Sur ce terrain, la CNIL répond que l’hébergeur peut ne pas donner de suite aux demandes de rectification, celles-ci devant être « légitimes ». Si la formule est heureuse sur le papier, elle l’est beaucoup moins en pratique. Cela suppose en effet une procédure de contrôle a priori des demandes de rectification. Il est douteux que les rédacteurs de la LCEN puis de la réforme de la loi informatique et libertés aient pensés aux conséquences induites par de telles complications.
Les praticiens du droit sur internet savent que les techniques évoluent très vite tout comme les faits, les clients, les relations, etc. Il est dès lors très important de figer les informations lorsqu’elles revêtent un caractère potentiellement dangereux (c’est tout l’intérêt des constats d’huissier sur internet). N’oublions pas que la LCEN tout comme la loi du 6 janvier 1978 réformée comprennent des dispositions pénales.
Au-delà, les conséquences civiles peuvent être graves pour un hébergeur qui aura été jugé défaillant ou au contraire trop diligent. Ce drame cornélien aurait pu être évité par l’introduction d’une exception au droit d’accès et de rectification au profit des hébergeurs dans la réforme de la loi du 6 janvier 1978 entreprise en 2004. Tel ne fût pas le cas et l’insécurité juridique pointe de nouveau son nez.
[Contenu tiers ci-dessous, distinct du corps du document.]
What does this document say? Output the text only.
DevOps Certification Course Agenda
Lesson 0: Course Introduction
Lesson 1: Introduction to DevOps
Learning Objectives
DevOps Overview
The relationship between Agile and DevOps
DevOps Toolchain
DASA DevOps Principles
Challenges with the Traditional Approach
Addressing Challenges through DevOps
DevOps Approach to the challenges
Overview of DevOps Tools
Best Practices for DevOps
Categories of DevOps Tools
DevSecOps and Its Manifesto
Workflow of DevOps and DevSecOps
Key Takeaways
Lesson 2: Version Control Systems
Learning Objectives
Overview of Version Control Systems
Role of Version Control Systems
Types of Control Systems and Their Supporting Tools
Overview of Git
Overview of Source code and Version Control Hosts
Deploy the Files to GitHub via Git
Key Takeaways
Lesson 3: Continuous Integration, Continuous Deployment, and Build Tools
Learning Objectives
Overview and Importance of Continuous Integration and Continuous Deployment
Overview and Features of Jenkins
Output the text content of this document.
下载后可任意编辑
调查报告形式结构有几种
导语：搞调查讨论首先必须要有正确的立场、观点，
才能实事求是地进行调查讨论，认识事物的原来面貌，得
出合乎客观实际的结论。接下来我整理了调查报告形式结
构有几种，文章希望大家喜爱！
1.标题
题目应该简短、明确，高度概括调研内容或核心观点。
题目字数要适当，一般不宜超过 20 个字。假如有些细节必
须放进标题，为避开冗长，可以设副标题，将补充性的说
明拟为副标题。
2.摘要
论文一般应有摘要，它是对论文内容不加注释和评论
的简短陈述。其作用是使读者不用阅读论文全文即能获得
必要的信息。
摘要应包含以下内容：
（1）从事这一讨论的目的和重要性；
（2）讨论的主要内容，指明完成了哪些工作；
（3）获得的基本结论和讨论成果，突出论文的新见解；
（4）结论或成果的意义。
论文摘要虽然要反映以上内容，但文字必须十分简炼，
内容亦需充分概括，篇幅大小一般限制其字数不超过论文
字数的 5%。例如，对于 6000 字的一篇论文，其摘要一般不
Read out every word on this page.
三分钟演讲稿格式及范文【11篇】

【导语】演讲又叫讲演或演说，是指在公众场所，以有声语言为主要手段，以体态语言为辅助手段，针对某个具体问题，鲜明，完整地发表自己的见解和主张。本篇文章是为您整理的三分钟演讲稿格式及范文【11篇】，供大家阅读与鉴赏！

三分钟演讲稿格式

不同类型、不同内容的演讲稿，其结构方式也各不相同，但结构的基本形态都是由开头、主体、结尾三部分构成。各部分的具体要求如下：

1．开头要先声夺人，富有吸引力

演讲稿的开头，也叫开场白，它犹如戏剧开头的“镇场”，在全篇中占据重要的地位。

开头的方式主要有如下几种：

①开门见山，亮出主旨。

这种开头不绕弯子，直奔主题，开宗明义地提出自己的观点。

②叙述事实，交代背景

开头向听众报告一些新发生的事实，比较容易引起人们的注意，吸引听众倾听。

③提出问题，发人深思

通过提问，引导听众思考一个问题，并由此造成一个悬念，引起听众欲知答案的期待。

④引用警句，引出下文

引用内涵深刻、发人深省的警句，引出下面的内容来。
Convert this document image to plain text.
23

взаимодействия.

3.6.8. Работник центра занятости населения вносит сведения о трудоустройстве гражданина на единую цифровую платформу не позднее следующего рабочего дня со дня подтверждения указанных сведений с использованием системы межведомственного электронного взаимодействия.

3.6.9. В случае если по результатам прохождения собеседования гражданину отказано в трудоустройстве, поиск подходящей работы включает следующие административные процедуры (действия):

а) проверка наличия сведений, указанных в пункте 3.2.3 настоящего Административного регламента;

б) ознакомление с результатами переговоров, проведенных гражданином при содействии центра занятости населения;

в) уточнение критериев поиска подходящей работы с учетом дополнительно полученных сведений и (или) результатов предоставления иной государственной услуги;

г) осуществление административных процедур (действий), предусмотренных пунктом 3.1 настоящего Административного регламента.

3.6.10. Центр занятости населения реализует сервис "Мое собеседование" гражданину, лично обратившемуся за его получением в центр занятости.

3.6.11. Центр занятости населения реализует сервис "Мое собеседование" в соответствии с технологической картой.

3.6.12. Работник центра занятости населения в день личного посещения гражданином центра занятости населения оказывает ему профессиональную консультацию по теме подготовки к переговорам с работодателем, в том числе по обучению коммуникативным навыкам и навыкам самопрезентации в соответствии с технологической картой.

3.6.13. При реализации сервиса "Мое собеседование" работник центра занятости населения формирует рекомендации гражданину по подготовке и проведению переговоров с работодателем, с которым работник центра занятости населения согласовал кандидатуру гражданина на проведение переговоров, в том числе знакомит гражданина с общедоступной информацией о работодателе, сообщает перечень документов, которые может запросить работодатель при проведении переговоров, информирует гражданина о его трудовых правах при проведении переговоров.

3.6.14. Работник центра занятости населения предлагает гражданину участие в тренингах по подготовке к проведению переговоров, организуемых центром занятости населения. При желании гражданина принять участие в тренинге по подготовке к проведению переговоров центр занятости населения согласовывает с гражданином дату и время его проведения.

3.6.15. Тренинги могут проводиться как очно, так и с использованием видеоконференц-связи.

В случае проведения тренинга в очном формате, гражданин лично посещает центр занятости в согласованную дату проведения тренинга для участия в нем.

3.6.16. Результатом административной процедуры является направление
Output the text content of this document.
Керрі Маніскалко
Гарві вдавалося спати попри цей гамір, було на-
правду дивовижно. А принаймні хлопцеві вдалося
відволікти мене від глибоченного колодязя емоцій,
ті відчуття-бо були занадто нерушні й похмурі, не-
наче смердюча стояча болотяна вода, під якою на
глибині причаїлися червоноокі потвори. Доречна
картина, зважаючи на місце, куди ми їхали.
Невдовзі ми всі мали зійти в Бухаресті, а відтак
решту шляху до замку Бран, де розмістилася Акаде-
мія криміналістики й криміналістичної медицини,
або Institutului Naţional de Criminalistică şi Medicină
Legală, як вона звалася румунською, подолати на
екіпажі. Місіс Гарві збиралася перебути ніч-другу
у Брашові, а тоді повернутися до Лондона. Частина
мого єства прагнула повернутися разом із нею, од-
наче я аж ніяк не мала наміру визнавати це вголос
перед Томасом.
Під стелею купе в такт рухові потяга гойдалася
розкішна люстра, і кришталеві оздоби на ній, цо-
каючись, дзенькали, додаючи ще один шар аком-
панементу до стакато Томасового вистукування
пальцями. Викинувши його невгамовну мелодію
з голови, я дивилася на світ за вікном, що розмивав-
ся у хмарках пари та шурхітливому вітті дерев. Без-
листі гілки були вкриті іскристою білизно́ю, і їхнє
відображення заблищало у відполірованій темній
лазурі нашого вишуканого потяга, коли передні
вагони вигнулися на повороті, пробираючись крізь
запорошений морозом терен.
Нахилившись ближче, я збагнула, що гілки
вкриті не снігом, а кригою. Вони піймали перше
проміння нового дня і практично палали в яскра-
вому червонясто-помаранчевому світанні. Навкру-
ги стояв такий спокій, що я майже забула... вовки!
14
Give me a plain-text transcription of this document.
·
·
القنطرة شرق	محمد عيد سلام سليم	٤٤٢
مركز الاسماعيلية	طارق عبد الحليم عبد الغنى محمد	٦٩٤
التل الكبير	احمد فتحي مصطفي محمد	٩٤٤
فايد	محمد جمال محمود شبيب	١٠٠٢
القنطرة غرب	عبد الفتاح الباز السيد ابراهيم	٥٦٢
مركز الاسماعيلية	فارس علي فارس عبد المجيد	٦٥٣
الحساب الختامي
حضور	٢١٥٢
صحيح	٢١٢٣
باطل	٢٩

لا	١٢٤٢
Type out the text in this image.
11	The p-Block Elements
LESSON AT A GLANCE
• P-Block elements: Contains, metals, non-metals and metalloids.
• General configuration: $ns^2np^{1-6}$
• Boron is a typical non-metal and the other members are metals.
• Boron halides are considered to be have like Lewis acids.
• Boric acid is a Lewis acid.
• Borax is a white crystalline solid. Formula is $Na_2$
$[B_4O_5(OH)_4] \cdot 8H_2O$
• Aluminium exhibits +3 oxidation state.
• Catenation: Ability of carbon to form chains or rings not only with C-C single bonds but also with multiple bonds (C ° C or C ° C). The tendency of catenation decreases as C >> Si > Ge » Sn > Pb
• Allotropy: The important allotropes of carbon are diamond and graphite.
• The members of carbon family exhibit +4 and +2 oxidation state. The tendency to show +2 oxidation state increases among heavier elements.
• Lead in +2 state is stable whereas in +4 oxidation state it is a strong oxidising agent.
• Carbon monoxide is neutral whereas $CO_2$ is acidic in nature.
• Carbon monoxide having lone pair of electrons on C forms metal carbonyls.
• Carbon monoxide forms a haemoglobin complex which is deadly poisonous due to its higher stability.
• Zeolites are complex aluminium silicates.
Que faire alors ? Il est probable que le juriste confronté à cette difficulté arbitrera la mort dans l’âme pour le risque le moins élevé, à savoir le non respect de toutes les dispositions de la loi informatique et libertés. En attendant que le législateur ou la jurisprudence corrige le tir ou que la CNIL dispose de pouvoirs vraiment coercitifs.